I had a quick bath, got dressed and went downstairs for breakfast. When I opened the kitchen door I noticed to my surprise that my mother was wearing a long, thick brown dress instead of her usual t-shirt and jeans. She was standing with her back to me, leaning over the cooker. I could smell bacon and eggs. A cooked breakfast would be lovely; usually I just had cornflakes.

“Morning, Mum!” I called cheerfully. “How come you’re doing all this cooking?”

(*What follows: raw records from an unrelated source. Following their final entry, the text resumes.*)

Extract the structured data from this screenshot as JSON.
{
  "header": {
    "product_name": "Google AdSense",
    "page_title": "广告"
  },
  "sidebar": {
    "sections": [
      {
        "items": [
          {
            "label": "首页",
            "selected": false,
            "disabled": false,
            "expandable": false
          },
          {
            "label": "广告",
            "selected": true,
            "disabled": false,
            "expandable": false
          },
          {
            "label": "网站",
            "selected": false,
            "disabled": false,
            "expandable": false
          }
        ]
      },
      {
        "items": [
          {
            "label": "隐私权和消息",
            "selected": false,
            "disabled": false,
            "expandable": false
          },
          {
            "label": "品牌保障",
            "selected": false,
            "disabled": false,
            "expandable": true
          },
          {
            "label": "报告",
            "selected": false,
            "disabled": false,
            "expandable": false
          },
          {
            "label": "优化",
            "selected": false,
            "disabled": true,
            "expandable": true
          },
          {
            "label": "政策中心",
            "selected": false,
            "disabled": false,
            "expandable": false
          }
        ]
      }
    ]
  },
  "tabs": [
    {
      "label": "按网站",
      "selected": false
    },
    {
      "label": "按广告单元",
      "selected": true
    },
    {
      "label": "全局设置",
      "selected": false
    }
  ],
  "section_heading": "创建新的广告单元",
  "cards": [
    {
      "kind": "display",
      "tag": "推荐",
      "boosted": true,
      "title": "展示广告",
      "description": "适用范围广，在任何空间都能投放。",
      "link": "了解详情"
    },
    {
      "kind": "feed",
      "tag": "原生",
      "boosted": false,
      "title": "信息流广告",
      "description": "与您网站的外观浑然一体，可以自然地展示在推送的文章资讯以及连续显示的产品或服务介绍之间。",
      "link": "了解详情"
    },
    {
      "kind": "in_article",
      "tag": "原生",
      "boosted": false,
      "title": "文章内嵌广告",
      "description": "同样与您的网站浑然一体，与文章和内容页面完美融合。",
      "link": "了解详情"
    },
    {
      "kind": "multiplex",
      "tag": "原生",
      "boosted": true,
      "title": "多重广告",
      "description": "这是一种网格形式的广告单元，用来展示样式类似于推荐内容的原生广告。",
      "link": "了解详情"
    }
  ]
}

As I moved towards her Mum turned around and I got a big shock. What she had been leaning over wasn’t the cooker. The cooker had gone, and instead there was a heavy copper range with a huge pot at the top and an open fire in the middle. The bacon and eggs were in a pan on one side, and there was water boiling in the pot.  “Mum, what on earth is that?” I exclaimed, pointing at it.

When Mum replied, her tone was a little slow and formal. “The new range has been here for a week now. Where have you been, Jackie? You can’t have been so much occupied that you didn’t notice. My life is already much better- we have hot water all the time, and a good oven for baking.”

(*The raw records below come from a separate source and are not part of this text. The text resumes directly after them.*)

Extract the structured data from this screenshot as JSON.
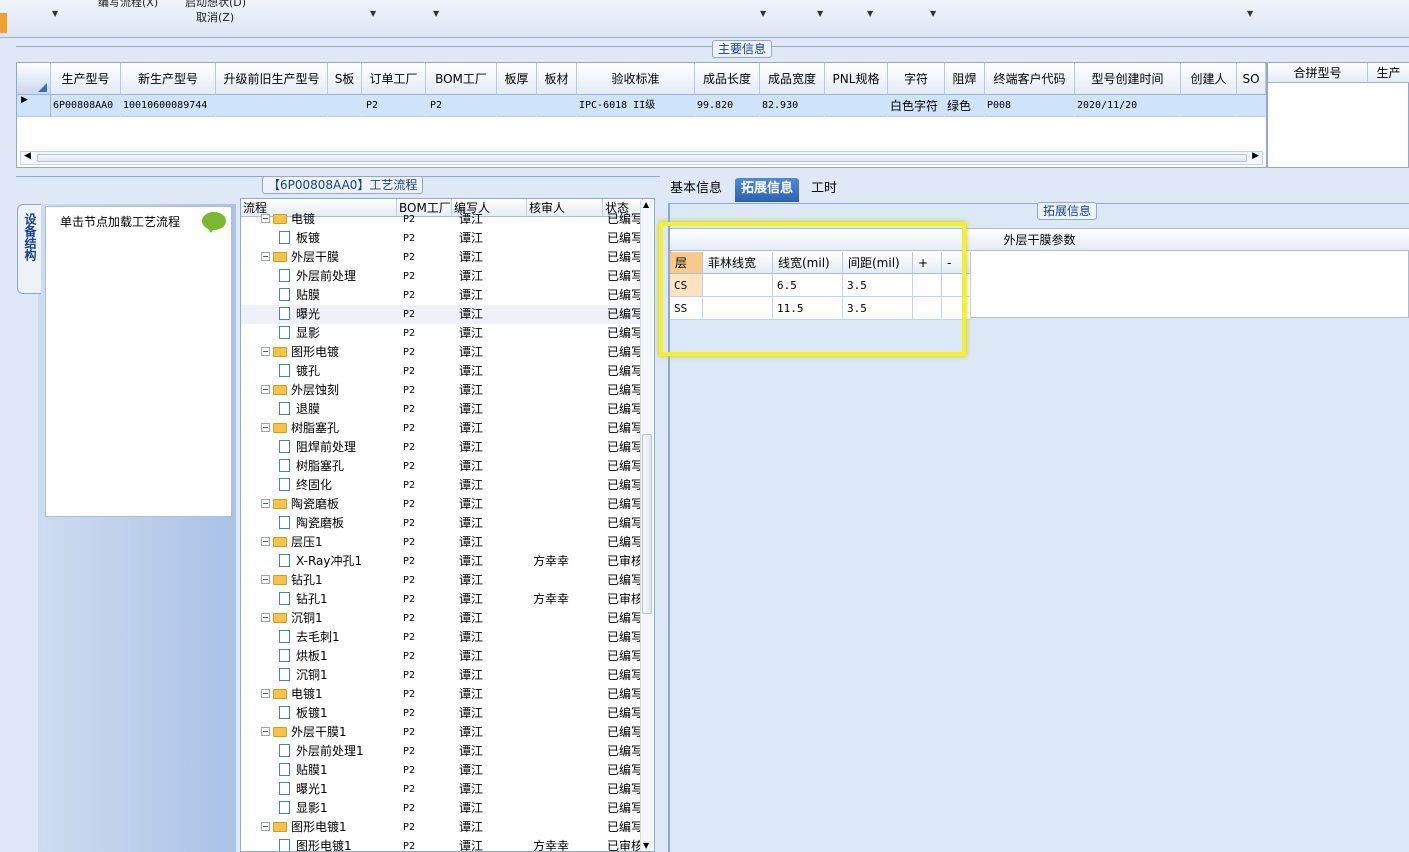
{
  "menu": {
    "cancel": "取消(Z)",
    "partial_left": "编写流程(X)",
    "partial_right": "启动想状(D)"
  },
  "main_info": {
    "title": "主要信息",
    "columns": [
      "生产型号",
      "新生产型号",
      "升级前旧生产型号",
      "S板",
      "订单工厂",
      "BOM工厂",
      "板厚",
      "板材",
      "验收标准",
      "成品长度",
      "成品宽度",
      "PNL规格",
      "字符",
      "阻焊",
      "终端客户代码",
      "型号创建时间",
      "创建人",
      "SO"
    ],
    "row": [
      "6P00808AA0",
      "10010600089744",
      "",
      "",
      "P2",
      "P2",
      "",
      "",
      "IPC-6018 II级",
      "99.820",
      "82.930",
      "",
      "白色字符",
      "绿色",
      "P008",
      "2020/11/20",
      "",
      ""
    ],
    "right_columns": [
      "合拼型号",
      "生产"
    ]
  },
  "process": {
    "title": "【6P00808AA0】工艺流程",
    "side_tab": "设备结构",
    "node_hint": "单击节点加载工艺流程",
    "columns": [
      "流程",
      "BOM工厂",
      "编写人",
      "核审人",
      "状态"
    ],
    "rows": [
      {
        "name": "电镀",
        "type": "folder",
        "factory": "P2",
        "author": "谭江",
        "reviewer": "",
        "status": "已编写"
      },
      {
        "name": "板镀",
        "type": "file",
        "factory": "P2",
        "author": "谭江",
        "reviewer": "",
        "status": "已编写"
      },
      {
        "name": "外层干膜",
        "type": "folder",
        "factory": "P2",
        "author": "谭江",
        "reviewer": "",
        "status": "已编写"
      },
      {
        "name": "外层前处理",
        "type": "file",
        "factory": "P2",
        "author": "谭江",
        "reviewer": "",
        "status": "已编写"
      },
      {
        "name": "贴膜",
        "type": "file",
        "factory": "P2",
        "author": "谭江",
        "reviewer": "",
        "status": "已编写"
      },
      {
        "name": "曝光",
        "type": "file",
        "factory": "P2",
        "author": "谭江",
        "reviewer": "",
        "status": "已编写"
      },
      {
        "name": "显影",
        "type": "file",
        "factory": "P2",
        "author": "谭江",
        "reviewer": "",
        "status": "已编写"
      },
      {
        "name": "图形电镀",
        "type": "folder",
        "factory": "P2",
        "author": "谭江",
        "reviewer": "",
        "status": "已编写"
      },
      {
        "name": "镀孔",
        "type": "file",
        "factory": "P2",
        "author": "谭江",
        "reviewer": "",
        "status": "已编写"
      },
      {
        "name": "外层蚀刻",
        "type": "folder",
        "factory": "P2",
        "author": "谭江",
        "reviewer": "",
        "status": "已编写"
      },
      {
        "name": "退膜",
        "type": "file",
        "factory": "P2",
        "author": "谭江",
        "reviewer": "",
        "status": "已编写"
      },
      {
        "name": "树脂塞孔",
        "type": "folder",
        "factory": "P2",
        "author": "谭江",
        "reviewer": "",
        "status": "已编写"
      },
      {
        "name": "阻焊前处理",
        "type": "file",
        "factory": "P2",
        "author": "谭江",
        "reviewer": "",
        "status": "已编写"
      },
      {
        "name": "树脂塞孔",
        "type": "file",
        "factory": "P2",
        "author": "谭江",
        "reviewer": "",
        "status": "已编写"
      },
      {
        "name": "终固化",
        "type": "file",
        "factory": "P2",
        "author": "谭江",
        "reviewer": "",
        "status": "已编写"
      },
      {
        "name": "陶瓷磨板",
        "type": "folder",
        "factory": "P2",
        "author": "谭江",
        "reviewer": "",
        "status": "已编写"
      },
      {
        "name": "陶瓷磨板",
        "type": "file",
        "factory": "P2",
        "author": "谭江",
        "reviewer": "",
        "status": "已编写"
      },
      {
        "name": "层压1",
        "type": "folder",
        "factory": "P2",
        "author": "谭江",
        "reviewer": "",
        "status": "已编写"
      },
      {
        "name": "X-Ray冲孔1",
        "type": "file",
        "factory": "P2",
        "author": "谭江",
        "reviewer": "方幸幸",
        "status": "已审核"
      },
      {
        "name": "钻孔1",
        "type": "folder",
        "factory": "P2",
        "author": "谭江",
        "reviewer": "",
        "status": "已编写"
      },
      {
        "name": "钻孔1",
        "type": "file",
        "factory": "P2",
        "author": "谭江",
        "reviewer": "方幸幸",
        "status": "已审核"
      },
      {
        "name": "沉铜1",
        "type": "folder",
        "factory": "P2",
        "author": "谭江",
        "reviewer": "",
        "status": "已编写"
      },
      {
        "name": "去毛刺1",
        "type": "file",
        "factory": "P2",
        "author": "谭江",
        "reviewer": "",
        "status": "已编写"
      },
      {
        "name": "烘板1",
        "type": "file",
        "factory": "P2",
        "author": "谭江",
        "reviewer": "",
        "status": "已编写"
      },
      {
        "name": "沉铜1",
        "type": "file",
        "factory": "P2",
        "author": "谭江",
        "reviewer": "",
        "status": "已编写"
      },
      {
        "name": "电镀1",
        "type": "folder",
        "factory": "P2",
        "author": "谭江",
        "reviewer": "",
        "status": "已编写"
      },
      {
        "name": "板镀1",
        "type": "file",
        "factory": "P2",
        "author": "谭江",
        "reviewer": "",
        "status": "已编写"
      },
      {
        "name": "外层干膜1",
        "type": "folder",
        "factory": "P2",
        "author": "谭江",
        "reviewer": "",
        "status": "已编写"
      },
      {
        "name": "外层前处理1",
        "type": "file",
        "factory": "P2",
        "author": "谭江",
        "reviewer": "",
        "status": "已编写"
      },
      {
        "name": "贴膜1",
        "type": "file",
        "factory": "P2",
        "author": "谭江",
        "reviewer": "",
        "status": "已编写"
      },
      {
        "name": "曝光1",
        "type": "file",
        "factory": "P2",
        "author": "谭江",
        "reviewer": "",
        "status": "已编写"
      },
      {
        "name": "显影1",
        "type": "file",
        "factory": "P2",
        "author": "谭江",
        "reviewer": "",
        "status": "已编写"
      },
      {
        "name": "图形电镀1",
        "type": "folder",
        "factory": "P2",
        "author": "谭江",
        "reviewer": "",
        "status": "已编写"
      },
      {
        "name": "图形电镀1",
        "type": "file",
        "factory": "P2",
        "author": "谭江",
        "reviewer": "方幸幸",
        "status": "已审核"
      }
    ]
  },
  "tabs": {
    "basic": "基本信息",
    "extended": "拓展信息",
    "hours": "工时"
  },
  "extended": {
    "title": "拓展信息",
    "grid_title": "外层干膜参数",
    "columns": [
      "层",
      "菲林线宽",
      "线宽(mil)",
      "间距(mil)",
      "+",
      "-"
    ],
    "rows": [
      [
        "CS",
        "",
        "6.5",
        "3.5"
      ],
      [
        "SS",
        "",
        "11.5",
        "3.5"
      ]
    ]
  }
}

She peered at me closely and added, “and what about you? You are dressed very strangely this morning, Jackie. And you look like you have just washed. How did you manage to wash when I have only just heated the water? Did you use cold water?”

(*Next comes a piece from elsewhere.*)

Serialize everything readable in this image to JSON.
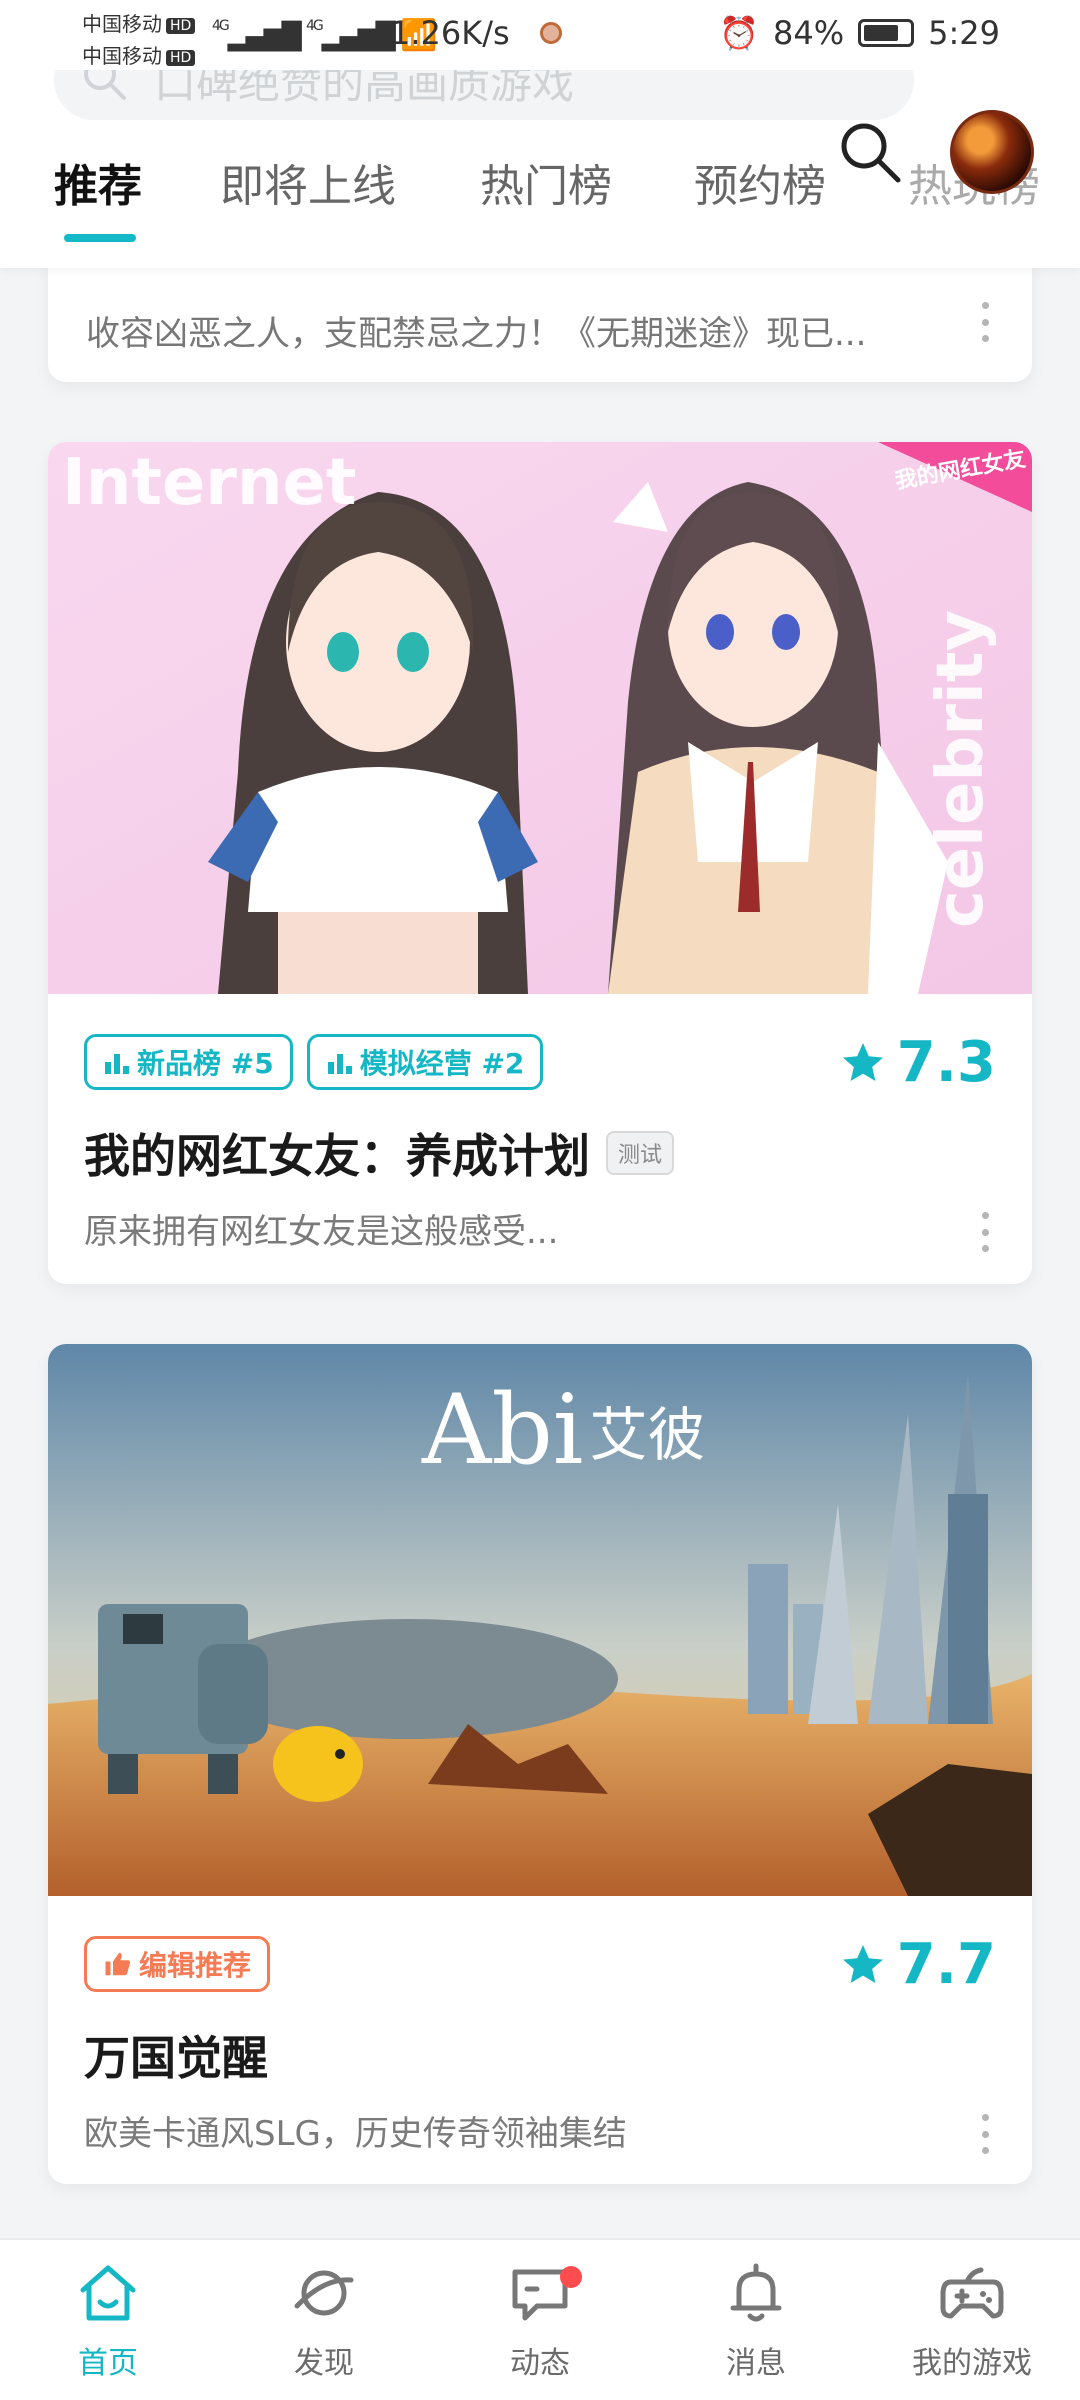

I was about to say that of course the hot tap was working, as it always is. But then I stopped and looked around the room. It had completely changed into a Victorian kitchen. There was a plain wooden table and chairs, and a washboard propped against one of the table legs. All our modern machines had vanished, and there were paraffin lamps standing on shelves instead of electric lights.

My time experiment must have already happened, and Mum had swapped times. I didn’t know what to say to her without her realizing something was wrong. In the end I said, “well, never mind the hot water, let’s just have breakfast”, and I put on an act of being too busy eating to talk any more.

Mum laughed and said, “You’re always hungry.”

The plate onto which she had ladled my bacon and eggs was flowery and made of an unfamiliar kind of pottery. While I was eating, Mum made tea and set a brown teapot on the table. Then she ate her own breakfast with me. I was glad it was a large helping in case I got lost time travelling and didn’t get any more chances to eat that day.

 “I would like you to polish the range later on, Jackie,” said Mum. “You’ll never forget it is there again once you take responsibility for that.”

What horrible task was this? She must be joking. I didn’t know how I was going to escape being down on my knees polishing all that copper, and indeed how I could escape from this entire time zone. Then I suddenly had an idea. Maybe if I was to go back upstairs, the bedroom and bathroom might still be normal, and I might be able to get back into my own time.

“Excuse me, Mum,” I said, “I’m just going upstairs to fetch my handkerchief.” I didn’t have one really, I just used tissues, but I remembered that in Victorian times everyone had a handkerchief. I jumped up and hurried up the stairs.

Sure enough, the bedroom and bathroom were still the ones from the present day. I looked out of the window, and the front door was the present day one. But the only way to reach it from inside the house was through the kitchen.

Quickly I crawled out of the bedroom window and climbed down the ivy-covered ledges at the front of the house. I would have to be so very careful with that time experiment this afternoon, or better still not do it at all. Good job I didn’t live in a high rise flat.